I’ll explain how you can implement your own tree collection type that meets our file system needs right after this message from our sponsor.

( Message from Sponsor )

What you want is a collection type that resembles a tree but that allows you to place items in specific nodes of your own choosing. Once you have this, you can put your folder class instances in the tree or some other future class with similar needs.

What I’m going to describe here is a type of tree called a left-child right sibling tree and it works like this.

You’ll have your tree class that has a pointer to the root node. So far, it’s just like any other tree class. The real work happens in the tree node class. This is the class that’s designed just for this collection type and allows you to keep your class such as your folder class focused on what it does best. Let the left-child right-sibling tree node class handle the children and siblings.

The first thing is the node class has a parent pointer just like in the binary tree node class. It also has two other pointers and one of them is the left child pointer just like the binary tree. The similarity stops here though. This left child pointer is not based on some comparison. It just points to the first child. What about the second child, or the third? If you think about all of the children in a line, then they form a list. Some of them may have children of their own but let’s not worry about that just yet. Just focus on one set of children. We get to this set of children through the parent’s left-child pointer which points to the first child. Once we get to the first child, then that first child can point to the second child, and the second child can point to the third child. All of the children are siblings of each other. That’s the purpose of the right-sibling pointer. It just points to the next sibling to the right. If there’s only one child or this is the last child in the list, then the right-sibling pointer will be null.

Any of the children in the list can have children of their own and if so, the child uses its left-child pointer to identify the first of its children.

This forms a hierarchy where each node can have as many children as needed. All it needs to do is point to the first child and the children take it from there.

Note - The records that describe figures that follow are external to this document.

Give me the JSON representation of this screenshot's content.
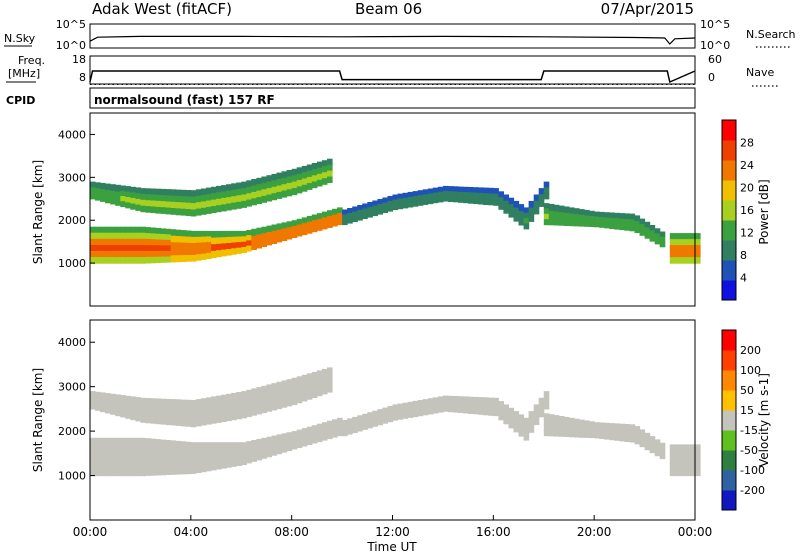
{
  "header": {
    "station": "Adak West (fitACF)",
    "beam": "Beam 06",
    "date": "07/Apr/2015"
  },
  "noise_panel": {
    "left_label": "N.Sky",
    "right_label": "N.Search",
    "left_ticks": [
      "10^5",
      "10^0"
    ],
    "right_ticks": [
      "10^5",
      "10^0"
    ]
  },
  "freq_panel": {
    "left_label_1": "Freq.",
    "left_label_2": "[MHz]",
    "right_label": "Nave",
    "left_ticks": [
      "18",
      "8"
    ],
    "right_ticks": [
      "60",
      "0"
    ]
  },
  "cpid": {
    "label": "CPID",
    "value": "normalsound (fast) 157 RF"
  },
  "time_axis": {
    "label": "Time UT",
    "ticks": [
      "00:00",
      "04:00",
      "08:00",
      "12:00",
      "16:00",
      "20:00",
      "00:00"
    ]
  },
  "power_panel": {
    "ylabel": "Slant Range [km]",
    "yticks": [
      "4000",
      "3000",
      "2000",
      "1000"
    ],
    "colorbar_label": "Power [dB]",
    "colorbar_ticks": [
      "28",
      "24",
      "20",
      "16",
      "12",
      "8",
      "4"
    ]
  },
  "velocity_panel": {
    "ylabel": "Slant Range [km]",
    "yticks": [
      "4000",
      "3000",
      "2000",
      "1000"
    ],
    "colorbar_label": "Velocity [m s-1]",
    "colorbar_ticks": [
      "200",
      "100",
      "50",
      "15",
      "-15",
      "-50",
      "-100",
      "-200"
    ]
  },
  "colors": {
    "power_scale": [
      "#1010e0",
      "#1f52b8",
      "#2f7f60",
      "#3aa040",
      "#a8d020",
      "#f0c000",
      "#f07800",
      "#f04000",
      "#ff0000"
    ],
    "velocity_scale": [
      "#1018c0",
      "#2e62a0",
      "#2f8040",
      "#60c020",
      "#c4c4bc",
      "#ffc000",
      "#ff8800",
      "#ff4000",
      "#ff0000"
    ],
    "ground_scatter": "#c4c4bc"
  },
  "chart_data": [
    {
      "type": "line",
      "title": "N.Sky / N.Search",
      "x_range_hours": [
        0,
        24
      ],
      "y_scale": "log",
      "ylim": [
        1,
        100000
      ],
      "series": [
        {
          "name": "N.Sky",
          "x": [
            0,
            0.3,
            2,
            6,
            10,
            14,
            18,
            22,
            22.8,
            23.0,
            23.2,
            24
          ],
          "log10_values": [
            1.2,
            2.2,
            2.4,
            2.4,
            2.3,
            2.4,
            2.3,
            2.1,
            2.0,
            0.5,
            1.8,
            2.0
          ]
        }
      ]
    },
    {
      "type": "line",
      "title": "Freq. / Nave",
      "x_range_hours": [
        0,
        24
      ],
      "ylim": [
        8,
        18
      ],
      "series": [
        {
          "name": "Freq.",
          "x": [
            0,
            0.1,
            9.9,
            10.0,
            17.9,
            18.0,
            22.9,
            23.0,
            24
          ],
          "values": [
            8,
            12.6,
            12.6,
            9.0,
            9.0,
            12.6,
            12.6,
            8.0,
            12.6
          ]
        },
        {
          "name": "Nave",
          "x": [
            0,
            24
          ],
          "values": [
            12,
            12
          ]
        }
      ]
    },
    {
      "type": "heatmap",
      "title": "Power",
      "xlabel": "Time UT",
      "ylabel": "Slant Range [km]",
      "colorbar": "Power [dB]",
      "x_range_hours": [
        0,
        24
      ],
      "ylim": [
        0,
        4500
      ],
      "zlim": [
        0,
        30
      ],
      "bands": [
        {
          "x": [
            0,
            2,
            4,
            6,
            8,
            9.8
          ],
          "lower_km": [
            1000,
            1000,
            1050,
            1250,
            1600,
            1900
          ],
          "upper_km": [
            1850,
            1850,
            1750,
            1750,
            2000,
            2300
          ],
          "power_db": 26
        },
        {
          "x": [
            0,
            2,
            4,
            6,
            8,
            9.5
          ],
          "lower_km": [
            2500,
            2200,
            2100,
            2300,
            2600,
            2900
          ],
          "upper_km": [
            2900,
            2750,
            2700,
            2900,
            3200,
            3450
          ],
          "power_db": 16
        },
        {
          "x": [
            10,
            12,
            14,
            16,
            17.2,
            18
          ],
          "lower_km": [
            1900,
            2250,
            2450,
            2350,
            1800,
            2500
          ],
          "upper_km": [
            2250,
            2600,
            2800,
            2750,
            2300,
            2900
          ],
          "power_db": 10
        },
        {
          "x": [
            18,
            20,
            21.5,
            22.7
          ],
          "lower_km": [
            1900,
            1850,
            1750,
            1350
          ],
          "upper_km": [
            2400,
            2200,
            2150,
            1700
          ],
          "power_db": 16
        },
        {
          "x": [
            23.0,
            24
          ],
          "lower_km": [
            1000,
            1000
          ],
          "upper_km": [
            1700,
            1700
          ],
          "power_db": 24
        }
      ]
    },
    {
      "type": "heatmap",
      "title": "Velocity",
      "xlabel": "Time UT",
      "ylabel": "Slant Range [km]",
      "colorbar": "Velocity [m s-1]",
      "x_range_hours": [
        0,
        24
      ],
      "ylim": [
        0,
        4500
      ],
      "zlim": [
        -200,
        200
      ],
      "bands": [
        {
          "x": [
            0,
            2,
            4,
            6,
            8,
            9.8
          ],
          "lower_km": [
            1000,
            1000,
            1050,
            1250,
            1600,
            1900
          ],
          "upper_km": [
            1850,
            1850,
            1750,
            1750,
            2000,
            2300
          ],
          "velocity": 0
        },
        {
          "x": [
            0,
            2,
            4,
            6,
            8,
            9.5
          ],
          "lower_km": [
            2500,
            2200,
            2100,
            2300,
            2600,
            2900
          ],
          "upper_km": [
            2900,
            2750,
            2700,
            2900,
            3200,
            3450
          ],
          "velocity": 0
        },
        {
          "x": [
            10,
            12,
            14,
            16,
            17.2,
            18
          ],
          "lower_km": [
            1900,
            2250,
            2450,
            2350,
            1800,
            2500
          ],
          "upper_km": [
            2250,
            2600,
            2800,
            2750,
            2300,
            2900
          ],
          "velocity": 0
        },
        {
          "x": [
            18,
            20,
            21.5,
            22.7
          ],
          "lower_km": [
            1900,
            1850,
            1750,
            1350
          ],
          "upper_km": [
            2400,
            2200,
            2150,
            1700
          ],
          "velocity": 0
        },
        {
          "x": [
            23.0,
            24
          ],
          "lower_km": [
            1000,
            1000
          ],
          "upper_km": [
            1700,
            1700
          ],
          "velocity": 0
        }
      ]
    }
  ]
}
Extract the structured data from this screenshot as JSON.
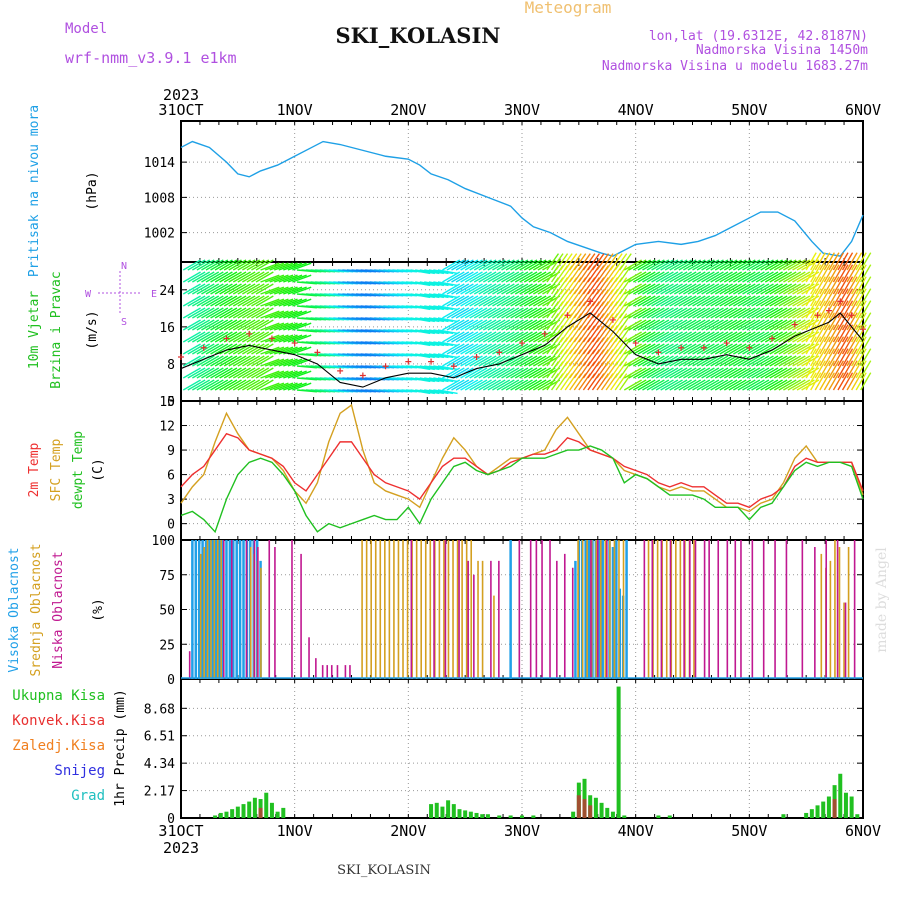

Each node points directly to its parent. this is needed because while nodes are aware of who their next sibling is, they have no idea of which node was the first child. This is just like a single linked list. If you want to go back, you have to start all over again. Having a pointer to the parent allows you to get back to the first child in the list if you need to.

What kind of performance will this collection give you? Since this collection is all about user defined structure and has no rules of its own about how to arrange nodes, then looking for a particular node doesn’t give us anything we can use to rule out other nodes. We need to start looking at the first child, checking if it has a left child and if so either remember this or go ahead and start searching this left child right away. We end up needing to look through the collection one item at a time so this will be a Big-O of N operation. In many ways it’s just like a big single linked list that’s been broken up into smaller single linked lists.

If you were to combine this collection with a binary tree, then you could have the binary tree store items by name or number or whatever you need that then point to the appropriate node in the left-child right-sibling tree. this would allow you to find items quickly in the binary tree and keep their user-defined arrangement in the left-child right-sibling tree. The tradeoff for this approach is that you need to maintain two collections now which will use more memory. But it will allow you to use each collection for what it’s best used for.